Nearly deserted Wall Street and steps of Federal Hall in lower Manhattan during outbreak of coronavirus disease (COVID-19) in New York
Nearly deserted Wall Street and steps of Federal Hall in lower Manhattan during outbreak of coronavirus disease (COVID-19) in New York
Elizabeth Dilts Marshall

By Elizabeth Dilts Marshall

NEW YORK (Reuters) - Most Wall Street workers can expect to see their bonuses slashed this year and some jobs may be cut, according to a report published Monday by compensation consulting firm Johnson Associates Inc.

Banks are struggling to curb rising costs as shutdowns caused by the pandemic have put millions out of work, and forced banks to add billions to reserves in case consumers or business customers default on loans.

These costs are likely to hurt employee incentives, like bonuses, despite the recent rebound in U.S. equities markets, according to the report, which is closely watched by financial professionals.

Only traders and investment bankers who work in underwriting are likely to receive bigger bonuses in 2020, compared with 2019, according to the report.

Underwriters have been in high demand since March as corporations rushed to raise money during the pandemic, and traders have been handling record-high volumes of transactions as investors looked for opportunities in the volatile markets.

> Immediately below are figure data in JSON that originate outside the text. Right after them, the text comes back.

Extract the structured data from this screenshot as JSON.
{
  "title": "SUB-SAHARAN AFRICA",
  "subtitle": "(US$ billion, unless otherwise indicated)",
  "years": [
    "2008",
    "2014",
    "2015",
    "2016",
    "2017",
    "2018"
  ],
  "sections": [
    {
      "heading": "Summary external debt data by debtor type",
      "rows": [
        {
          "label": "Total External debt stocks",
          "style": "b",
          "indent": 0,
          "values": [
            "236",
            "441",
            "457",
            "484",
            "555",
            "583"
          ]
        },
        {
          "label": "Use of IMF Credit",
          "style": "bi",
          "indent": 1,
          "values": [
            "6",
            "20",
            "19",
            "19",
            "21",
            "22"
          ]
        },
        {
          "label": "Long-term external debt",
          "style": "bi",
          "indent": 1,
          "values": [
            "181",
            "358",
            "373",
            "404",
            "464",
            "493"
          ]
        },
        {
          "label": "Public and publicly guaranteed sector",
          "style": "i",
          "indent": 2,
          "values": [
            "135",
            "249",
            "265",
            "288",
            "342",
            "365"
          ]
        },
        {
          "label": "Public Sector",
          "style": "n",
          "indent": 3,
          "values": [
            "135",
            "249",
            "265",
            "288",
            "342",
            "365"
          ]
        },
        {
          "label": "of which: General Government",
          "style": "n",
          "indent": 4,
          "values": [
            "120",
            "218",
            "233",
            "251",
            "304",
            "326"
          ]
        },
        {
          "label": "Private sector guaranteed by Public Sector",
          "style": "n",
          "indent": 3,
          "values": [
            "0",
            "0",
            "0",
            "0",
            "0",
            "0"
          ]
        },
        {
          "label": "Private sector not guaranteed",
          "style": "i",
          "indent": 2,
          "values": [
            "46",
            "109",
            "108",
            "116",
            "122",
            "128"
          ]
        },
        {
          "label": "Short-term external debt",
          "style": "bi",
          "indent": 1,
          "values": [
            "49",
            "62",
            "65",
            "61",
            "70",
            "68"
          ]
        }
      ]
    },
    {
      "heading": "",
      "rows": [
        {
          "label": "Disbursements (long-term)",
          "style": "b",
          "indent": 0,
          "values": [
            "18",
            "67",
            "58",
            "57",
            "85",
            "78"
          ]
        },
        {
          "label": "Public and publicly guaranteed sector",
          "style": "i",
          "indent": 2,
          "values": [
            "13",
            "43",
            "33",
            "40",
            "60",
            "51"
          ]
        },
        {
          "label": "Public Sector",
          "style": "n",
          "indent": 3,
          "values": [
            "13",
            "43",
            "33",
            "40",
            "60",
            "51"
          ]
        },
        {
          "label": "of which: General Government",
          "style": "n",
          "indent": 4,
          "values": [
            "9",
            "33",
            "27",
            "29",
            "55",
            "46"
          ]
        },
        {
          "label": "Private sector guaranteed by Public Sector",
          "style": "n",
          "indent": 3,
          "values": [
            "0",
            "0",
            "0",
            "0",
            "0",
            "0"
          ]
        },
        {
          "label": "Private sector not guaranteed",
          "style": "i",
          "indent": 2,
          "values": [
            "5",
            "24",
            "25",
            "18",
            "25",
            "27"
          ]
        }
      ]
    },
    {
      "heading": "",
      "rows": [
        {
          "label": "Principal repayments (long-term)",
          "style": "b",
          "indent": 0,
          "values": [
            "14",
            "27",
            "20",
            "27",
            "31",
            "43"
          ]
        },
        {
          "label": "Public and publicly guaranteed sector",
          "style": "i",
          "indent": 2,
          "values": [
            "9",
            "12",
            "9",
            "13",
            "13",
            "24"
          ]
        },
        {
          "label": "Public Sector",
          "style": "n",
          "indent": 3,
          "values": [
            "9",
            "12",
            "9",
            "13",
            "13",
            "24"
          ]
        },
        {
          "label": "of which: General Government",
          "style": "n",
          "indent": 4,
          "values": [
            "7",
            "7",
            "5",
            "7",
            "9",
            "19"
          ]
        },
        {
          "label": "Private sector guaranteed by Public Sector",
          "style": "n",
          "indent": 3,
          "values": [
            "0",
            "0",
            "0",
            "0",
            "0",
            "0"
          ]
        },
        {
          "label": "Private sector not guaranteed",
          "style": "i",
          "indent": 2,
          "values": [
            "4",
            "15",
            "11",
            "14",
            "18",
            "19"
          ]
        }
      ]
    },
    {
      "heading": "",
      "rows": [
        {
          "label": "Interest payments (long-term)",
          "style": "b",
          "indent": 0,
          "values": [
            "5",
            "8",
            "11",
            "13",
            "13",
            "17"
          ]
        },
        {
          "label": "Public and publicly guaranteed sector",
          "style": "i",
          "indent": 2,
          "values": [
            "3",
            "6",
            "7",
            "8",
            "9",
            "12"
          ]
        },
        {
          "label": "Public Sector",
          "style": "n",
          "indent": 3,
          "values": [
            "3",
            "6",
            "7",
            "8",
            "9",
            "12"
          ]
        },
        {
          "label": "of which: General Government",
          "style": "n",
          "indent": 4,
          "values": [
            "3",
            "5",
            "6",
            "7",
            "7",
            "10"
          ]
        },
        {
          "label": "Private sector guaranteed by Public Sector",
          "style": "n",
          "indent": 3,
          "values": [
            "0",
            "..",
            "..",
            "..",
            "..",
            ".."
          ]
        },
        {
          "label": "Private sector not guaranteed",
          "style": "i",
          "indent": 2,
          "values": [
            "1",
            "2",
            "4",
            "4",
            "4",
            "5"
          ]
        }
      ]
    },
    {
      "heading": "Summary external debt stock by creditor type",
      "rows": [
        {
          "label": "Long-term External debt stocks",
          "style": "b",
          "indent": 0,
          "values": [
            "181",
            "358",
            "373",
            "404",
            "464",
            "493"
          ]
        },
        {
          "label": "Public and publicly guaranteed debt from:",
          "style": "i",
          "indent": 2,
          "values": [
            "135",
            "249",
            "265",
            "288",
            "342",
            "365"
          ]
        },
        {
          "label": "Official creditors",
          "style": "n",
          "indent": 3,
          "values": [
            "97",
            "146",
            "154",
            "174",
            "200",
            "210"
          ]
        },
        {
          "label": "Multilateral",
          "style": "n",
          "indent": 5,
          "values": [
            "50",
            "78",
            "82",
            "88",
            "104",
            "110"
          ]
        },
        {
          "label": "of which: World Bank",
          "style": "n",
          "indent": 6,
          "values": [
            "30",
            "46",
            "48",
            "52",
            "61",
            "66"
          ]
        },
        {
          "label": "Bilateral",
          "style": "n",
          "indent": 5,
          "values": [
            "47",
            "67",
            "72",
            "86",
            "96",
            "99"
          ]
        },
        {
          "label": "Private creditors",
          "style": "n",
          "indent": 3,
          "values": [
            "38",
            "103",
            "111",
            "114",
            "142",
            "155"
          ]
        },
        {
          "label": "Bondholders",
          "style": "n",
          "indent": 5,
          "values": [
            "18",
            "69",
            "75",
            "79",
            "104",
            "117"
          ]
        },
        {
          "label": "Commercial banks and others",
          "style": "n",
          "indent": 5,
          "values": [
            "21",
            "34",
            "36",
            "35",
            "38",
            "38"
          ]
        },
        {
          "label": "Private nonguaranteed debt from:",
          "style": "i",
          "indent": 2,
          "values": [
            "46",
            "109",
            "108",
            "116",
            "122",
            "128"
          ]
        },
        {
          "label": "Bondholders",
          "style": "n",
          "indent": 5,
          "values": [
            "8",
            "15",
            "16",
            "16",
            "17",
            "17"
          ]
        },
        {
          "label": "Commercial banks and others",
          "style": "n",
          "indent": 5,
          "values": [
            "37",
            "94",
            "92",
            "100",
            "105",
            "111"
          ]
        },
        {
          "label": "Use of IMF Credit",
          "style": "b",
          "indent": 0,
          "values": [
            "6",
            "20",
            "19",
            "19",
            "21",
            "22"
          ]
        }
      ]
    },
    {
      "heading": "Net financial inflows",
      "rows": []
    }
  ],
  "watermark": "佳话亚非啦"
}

Conversely, workers in hedge funds, asset management, private equity and retail and commercial banking should expect incentives to shrink by as much as 30%, according to the report.

Layoffs could begin at traditional asset management firms and investment and commercial banking divisions later this year or in early 2021, as banks struggle to make a profit as the pandemic suppressed client activity and threatens to cause loan defaults.

Alan Johnson, author of the report, has said that layoffs this year could be significant. Companies were forced to make quick decisions and cut red tape during the pandemic, and they have recognized fewer employees are needed to do certain jobs, Johnson said.